Friends and acquaintances also feared a media furor could put his life even more at risk.

“I was shocked when I found out,” said Jim Spinelli, head of the Hailey Chamber of Commerce, who attributes this discretion to locals’ longtime respect for the privacy of celebrities such as Bruce Willis, Arnold Schwarzenegger and Tom Hanks who call this central Idaho resort region their second home.

The circumstances of Bergdahl’s capture on June 30 aren’t clear.

On July 2, two U.S. officials told the AP a soldier had “just walked off” his base with three Afghans; four days later, the Taliban claimed “a drunken American soldier had come out of his garrison” and was taken by Afghan militants.

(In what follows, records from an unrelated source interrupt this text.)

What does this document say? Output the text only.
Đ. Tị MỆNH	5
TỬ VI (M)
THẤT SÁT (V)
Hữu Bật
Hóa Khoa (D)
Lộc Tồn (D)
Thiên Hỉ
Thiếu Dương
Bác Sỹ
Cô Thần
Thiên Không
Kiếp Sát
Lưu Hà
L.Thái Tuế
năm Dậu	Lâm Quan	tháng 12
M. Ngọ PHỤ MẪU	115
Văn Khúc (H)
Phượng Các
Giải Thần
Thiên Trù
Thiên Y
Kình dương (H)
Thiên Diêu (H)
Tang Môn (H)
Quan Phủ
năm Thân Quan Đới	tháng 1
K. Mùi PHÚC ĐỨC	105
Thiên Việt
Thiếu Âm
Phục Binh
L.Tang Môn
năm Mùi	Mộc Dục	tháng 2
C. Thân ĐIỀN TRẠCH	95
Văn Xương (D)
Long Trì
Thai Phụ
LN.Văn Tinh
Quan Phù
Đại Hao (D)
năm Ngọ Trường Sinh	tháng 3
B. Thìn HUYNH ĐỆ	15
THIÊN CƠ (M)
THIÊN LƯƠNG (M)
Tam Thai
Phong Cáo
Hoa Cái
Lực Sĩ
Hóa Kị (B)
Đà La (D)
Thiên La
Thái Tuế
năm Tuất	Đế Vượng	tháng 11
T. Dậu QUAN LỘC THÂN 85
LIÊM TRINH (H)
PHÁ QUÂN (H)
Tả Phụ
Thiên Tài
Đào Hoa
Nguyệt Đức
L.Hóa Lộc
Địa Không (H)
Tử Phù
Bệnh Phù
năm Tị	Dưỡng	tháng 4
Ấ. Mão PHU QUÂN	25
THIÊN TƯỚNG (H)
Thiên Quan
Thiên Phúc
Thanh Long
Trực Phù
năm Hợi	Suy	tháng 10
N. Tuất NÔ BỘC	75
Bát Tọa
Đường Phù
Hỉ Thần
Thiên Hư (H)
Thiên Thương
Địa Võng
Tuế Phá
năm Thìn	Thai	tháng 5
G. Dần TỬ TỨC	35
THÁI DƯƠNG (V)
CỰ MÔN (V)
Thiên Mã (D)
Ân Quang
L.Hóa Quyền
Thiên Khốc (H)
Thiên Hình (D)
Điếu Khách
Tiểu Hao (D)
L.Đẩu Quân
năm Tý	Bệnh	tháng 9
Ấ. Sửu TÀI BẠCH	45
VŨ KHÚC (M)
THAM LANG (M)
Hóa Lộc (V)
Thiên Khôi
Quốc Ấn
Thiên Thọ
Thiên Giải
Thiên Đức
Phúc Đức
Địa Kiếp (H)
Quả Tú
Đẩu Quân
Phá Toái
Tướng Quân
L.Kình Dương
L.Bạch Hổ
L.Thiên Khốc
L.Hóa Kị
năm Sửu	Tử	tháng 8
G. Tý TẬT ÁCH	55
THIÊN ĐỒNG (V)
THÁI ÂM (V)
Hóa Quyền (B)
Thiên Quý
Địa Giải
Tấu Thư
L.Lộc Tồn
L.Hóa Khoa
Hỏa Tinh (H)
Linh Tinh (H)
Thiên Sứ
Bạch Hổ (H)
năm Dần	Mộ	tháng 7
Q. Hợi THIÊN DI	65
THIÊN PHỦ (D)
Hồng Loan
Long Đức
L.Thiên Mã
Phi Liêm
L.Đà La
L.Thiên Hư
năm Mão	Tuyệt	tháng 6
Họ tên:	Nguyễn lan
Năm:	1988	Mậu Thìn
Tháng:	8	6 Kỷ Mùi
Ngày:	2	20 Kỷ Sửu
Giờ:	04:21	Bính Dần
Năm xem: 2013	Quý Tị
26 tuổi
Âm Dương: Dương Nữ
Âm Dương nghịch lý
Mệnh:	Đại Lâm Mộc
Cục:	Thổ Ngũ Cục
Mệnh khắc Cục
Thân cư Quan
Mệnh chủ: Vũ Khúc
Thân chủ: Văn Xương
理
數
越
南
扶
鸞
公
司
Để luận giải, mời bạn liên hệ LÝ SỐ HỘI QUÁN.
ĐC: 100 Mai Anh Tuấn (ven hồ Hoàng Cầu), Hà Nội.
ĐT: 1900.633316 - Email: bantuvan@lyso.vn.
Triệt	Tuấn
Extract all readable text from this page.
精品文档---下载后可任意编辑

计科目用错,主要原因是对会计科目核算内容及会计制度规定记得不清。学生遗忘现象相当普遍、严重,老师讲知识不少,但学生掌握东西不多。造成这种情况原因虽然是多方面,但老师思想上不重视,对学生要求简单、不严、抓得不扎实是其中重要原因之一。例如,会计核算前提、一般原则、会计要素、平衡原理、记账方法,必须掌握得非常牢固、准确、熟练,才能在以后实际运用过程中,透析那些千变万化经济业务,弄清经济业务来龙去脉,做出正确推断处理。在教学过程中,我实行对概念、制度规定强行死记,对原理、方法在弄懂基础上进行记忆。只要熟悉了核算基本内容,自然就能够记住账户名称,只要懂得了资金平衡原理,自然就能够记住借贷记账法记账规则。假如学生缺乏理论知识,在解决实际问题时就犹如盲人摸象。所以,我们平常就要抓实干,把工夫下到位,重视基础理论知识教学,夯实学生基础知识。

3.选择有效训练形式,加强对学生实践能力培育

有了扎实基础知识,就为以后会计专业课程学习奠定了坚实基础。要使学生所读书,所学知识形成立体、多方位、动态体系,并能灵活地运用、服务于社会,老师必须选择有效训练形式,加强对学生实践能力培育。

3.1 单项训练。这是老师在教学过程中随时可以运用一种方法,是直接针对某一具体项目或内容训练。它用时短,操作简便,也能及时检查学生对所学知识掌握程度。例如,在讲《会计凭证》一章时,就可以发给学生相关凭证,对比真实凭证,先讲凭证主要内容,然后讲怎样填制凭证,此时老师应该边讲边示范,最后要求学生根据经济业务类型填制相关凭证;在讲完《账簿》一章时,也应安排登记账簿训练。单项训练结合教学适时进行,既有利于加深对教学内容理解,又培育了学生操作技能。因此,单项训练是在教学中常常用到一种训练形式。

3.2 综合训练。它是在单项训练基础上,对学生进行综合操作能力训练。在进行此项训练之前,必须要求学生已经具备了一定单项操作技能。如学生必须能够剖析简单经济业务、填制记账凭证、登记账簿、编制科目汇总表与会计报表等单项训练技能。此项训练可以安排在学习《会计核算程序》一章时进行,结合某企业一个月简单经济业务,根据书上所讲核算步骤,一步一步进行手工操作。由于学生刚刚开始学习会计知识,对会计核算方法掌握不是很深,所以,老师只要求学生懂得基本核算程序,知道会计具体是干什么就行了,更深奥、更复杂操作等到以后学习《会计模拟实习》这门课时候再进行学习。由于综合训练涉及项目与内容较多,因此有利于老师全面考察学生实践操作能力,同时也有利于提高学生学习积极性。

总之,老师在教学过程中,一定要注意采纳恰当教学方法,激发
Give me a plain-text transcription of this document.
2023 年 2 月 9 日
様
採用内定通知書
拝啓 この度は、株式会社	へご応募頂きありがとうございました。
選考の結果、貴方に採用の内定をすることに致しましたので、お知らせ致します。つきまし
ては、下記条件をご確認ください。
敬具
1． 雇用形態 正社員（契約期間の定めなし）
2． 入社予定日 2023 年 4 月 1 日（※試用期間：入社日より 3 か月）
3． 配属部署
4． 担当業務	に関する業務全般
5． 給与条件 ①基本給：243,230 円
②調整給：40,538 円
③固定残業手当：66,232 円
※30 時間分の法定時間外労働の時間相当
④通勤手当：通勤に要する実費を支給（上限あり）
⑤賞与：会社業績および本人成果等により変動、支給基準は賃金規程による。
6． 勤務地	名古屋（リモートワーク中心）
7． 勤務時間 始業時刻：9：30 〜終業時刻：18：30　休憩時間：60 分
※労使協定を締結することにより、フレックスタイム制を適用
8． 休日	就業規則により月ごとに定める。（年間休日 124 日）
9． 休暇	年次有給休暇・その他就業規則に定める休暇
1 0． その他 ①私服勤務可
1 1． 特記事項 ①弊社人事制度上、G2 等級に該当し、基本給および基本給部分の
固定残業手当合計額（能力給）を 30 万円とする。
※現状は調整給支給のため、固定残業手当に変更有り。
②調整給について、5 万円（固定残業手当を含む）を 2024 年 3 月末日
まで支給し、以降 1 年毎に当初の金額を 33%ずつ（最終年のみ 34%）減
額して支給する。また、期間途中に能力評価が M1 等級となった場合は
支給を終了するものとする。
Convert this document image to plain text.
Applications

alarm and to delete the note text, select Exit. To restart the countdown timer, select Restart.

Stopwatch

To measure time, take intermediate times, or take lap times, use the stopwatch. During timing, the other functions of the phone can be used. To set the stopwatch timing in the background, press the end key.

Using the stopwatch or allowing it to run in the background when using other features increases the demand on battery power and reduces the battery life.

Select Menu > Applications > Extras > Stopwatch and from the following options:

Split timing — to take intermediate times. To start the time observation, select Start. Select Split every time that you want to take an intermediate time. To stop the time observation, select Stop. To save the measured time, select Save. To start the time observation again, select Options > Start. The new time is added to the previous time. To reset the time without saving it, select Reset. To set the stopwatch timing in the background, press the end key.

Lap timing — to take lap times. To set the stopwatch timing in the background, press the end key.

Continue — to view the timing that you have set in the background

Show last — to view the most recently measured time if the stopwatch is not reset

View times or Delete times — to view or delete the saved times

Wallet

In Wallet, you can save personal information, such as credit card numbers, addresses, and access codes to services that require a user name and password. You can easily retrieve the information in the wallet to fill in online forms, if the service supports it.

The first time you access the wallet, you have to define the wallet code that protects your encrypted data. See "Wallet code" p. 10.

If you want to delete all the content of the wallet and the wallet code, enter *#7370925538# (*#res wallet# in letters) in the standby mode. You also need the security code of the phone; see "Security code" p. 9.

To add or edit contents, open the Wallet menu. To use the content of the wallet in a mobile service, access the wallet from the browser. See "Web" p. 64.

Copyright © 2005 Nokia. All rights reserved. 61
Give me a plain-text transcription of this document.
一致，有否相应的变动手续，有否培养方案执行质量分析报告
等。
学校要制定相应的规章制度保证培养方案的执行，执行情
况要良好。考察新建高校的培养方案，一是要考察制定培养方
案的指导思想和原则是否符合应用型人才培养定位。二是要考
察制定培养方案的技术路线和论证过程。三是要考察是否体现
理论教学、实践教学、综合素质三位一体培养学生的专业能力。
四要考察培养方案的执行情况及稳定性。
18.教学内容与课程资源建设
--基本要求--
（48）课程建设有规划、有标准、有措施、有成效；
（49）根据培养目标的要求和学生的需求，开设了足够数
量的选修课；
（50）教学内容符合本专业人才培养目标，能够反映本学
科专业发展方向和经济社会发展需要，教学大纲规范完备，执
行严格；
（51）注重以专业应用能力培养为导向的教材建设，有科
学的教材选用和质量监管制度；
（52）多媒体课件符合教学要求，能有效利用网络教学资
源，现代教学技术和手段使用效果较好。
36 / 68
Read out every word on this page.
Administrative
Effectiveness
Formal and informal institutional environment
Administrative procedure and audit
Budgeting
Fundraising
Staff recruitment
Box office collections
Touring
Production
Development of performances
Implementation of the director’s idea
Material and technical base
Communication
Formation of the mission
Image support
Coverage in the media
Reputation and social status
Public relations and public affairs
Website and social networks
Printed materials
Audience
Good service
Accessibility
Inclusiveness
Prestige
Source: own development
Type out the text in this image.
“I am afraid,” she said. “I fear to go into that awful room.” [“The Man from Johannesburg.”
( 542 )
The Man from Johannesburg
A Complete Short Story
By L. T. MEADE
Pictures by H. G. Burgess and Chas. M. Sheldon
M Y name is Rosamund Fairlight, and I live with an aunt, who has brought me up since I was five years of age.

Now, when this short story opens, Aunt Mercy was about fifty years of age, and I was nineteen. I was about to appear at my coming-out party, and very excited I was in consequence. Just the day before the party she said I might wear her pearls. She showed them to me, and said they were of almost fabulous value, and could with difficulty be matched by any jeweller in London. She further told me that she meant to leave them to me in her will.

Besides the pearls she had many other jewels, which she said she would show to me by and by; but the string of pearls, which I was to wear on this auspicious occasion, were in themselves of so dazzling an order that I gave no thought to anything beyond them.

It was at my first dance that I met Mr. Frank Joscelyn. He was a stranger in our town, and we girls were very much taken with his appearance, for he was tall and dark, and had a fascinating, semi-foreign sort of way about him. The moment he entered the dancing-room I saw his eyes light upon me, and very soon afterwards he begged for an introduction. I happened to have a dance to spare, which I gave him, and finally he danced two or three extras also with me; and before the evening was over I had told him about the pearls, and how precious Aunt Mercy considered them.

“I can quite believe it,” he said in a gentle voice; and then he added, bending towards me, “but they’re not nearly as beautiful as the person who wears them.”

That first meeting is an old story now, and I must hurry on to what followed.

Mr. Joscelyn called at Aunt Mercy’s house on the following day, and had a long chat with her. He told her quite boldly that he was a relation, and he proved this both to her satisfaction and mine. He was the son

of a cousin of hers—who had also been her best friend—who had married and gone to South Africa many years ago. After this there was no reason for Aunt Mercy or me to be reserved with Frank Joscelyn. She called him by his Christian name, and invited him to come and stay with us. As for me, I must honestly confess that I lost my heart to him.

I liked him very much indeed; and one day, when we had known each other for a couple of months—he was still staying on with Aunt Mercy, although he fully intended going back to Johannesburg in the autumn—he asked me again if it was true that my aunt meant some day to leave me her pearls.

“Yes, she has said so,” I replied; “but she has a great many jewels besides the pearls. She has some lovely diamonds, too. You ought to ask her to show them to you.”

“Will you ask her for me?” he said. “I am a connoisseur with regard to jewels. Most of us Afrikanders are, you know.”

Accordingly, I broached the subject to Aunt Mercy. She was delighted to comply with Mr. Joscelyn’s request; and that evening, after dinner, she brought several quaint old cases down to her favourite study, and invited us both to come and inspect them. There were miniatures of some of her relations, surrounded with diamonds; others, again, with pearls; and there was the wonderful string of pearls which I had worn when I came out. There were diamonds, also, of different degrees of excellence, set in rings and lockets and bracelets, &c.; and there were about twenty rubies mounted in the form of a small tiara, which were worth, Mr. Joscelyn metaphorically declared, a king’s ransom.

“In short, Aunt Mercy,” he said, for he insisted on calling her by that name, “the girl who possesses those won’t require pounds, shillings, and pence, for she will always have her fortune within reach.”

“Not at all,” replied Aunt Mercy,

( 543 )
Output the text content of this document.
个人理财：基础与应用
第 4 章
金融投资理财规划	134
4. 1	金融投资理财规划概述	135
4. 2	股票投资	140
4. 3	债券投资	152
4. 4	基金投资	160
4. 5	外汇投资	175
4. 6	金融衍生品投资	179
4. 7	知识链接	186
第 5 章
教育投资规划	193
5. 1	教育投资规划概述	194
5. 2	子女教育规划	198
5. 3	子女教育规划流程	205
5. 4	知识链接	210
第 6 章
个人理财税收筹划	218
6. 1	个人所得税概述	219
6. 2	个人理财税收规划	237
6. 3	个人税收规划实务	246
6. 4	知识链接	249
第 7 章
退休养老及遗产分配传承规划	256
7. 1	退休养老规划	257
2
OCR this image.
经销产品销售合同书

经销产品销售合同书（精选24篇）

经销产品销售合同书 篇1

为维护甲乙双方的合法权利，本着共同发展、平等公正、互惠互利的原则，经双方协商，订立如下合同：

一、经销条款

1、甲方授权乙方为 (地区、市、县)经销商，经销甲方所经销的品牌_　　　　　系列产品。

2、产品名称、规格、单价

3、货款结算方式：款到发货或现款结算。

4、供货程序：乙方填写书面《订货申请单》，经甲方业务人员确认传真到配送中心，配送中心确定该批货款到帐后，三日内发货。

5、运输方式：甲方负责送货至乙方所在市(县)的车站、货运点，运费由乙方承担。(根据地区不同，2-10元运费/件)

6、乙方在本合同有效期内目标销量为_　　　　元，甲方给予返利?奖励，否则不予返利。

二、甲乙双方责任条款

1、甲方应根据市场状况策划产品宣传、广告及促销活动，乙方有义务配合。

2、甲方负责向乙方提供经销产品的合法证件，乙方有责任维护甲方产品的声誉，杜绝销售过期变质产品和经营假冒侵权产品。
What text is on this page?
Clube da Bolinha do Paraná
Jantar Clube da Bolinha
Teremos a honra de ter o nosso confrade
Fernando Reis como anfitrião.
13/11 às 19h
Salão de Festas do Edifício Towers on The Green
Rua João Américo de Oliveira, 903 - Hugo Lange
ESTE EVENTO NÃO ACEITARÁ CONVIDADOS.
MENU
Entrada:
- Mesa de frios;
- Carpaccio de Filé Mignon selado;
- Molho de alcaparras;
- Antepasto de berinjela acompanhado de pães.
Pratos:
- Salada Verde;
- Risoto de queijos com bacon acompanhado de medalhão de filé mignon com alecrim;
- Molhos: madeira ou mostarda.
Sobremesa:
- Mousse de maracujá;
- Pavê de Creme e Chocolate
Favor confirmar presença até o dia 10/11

And in Saturday’s video released by the Taliban, Bergdahl indicates he was taken captive after lagging behind on patrol.

As more and more Hailey residents now view the startling 28-minute Taliban video where a shaven-headed Bergdahl tells a captor he fears never being able to hug his family again, many want to do something – anything – to honour him and help speed his return.

Yellow ribbons are tied around trees all over town, and there are signs in virtually every shop window that demand Bowe’s return.

Blaine County Sheriff J. Walt Femling, engaged by the Bergdahls as a spokesman, knows the family well. In 2006, he rented one of his apartments to Bergdahl at a time when the then-20-year-old was “just starting out on his own and wanted to have his own place.”

Femling said he normally wouldn’t have rented to someone so young, but he made an exception because he knew Bergdahl was responsible, and also because he had known his father for more than 20 years.

“He was quiet and curious,” Femling said. “He was looking for some of that adventure that 20-year-olds want to do.”

Associated Press video journalist Haven Daley in Hailey, Idaho, contributed to this report.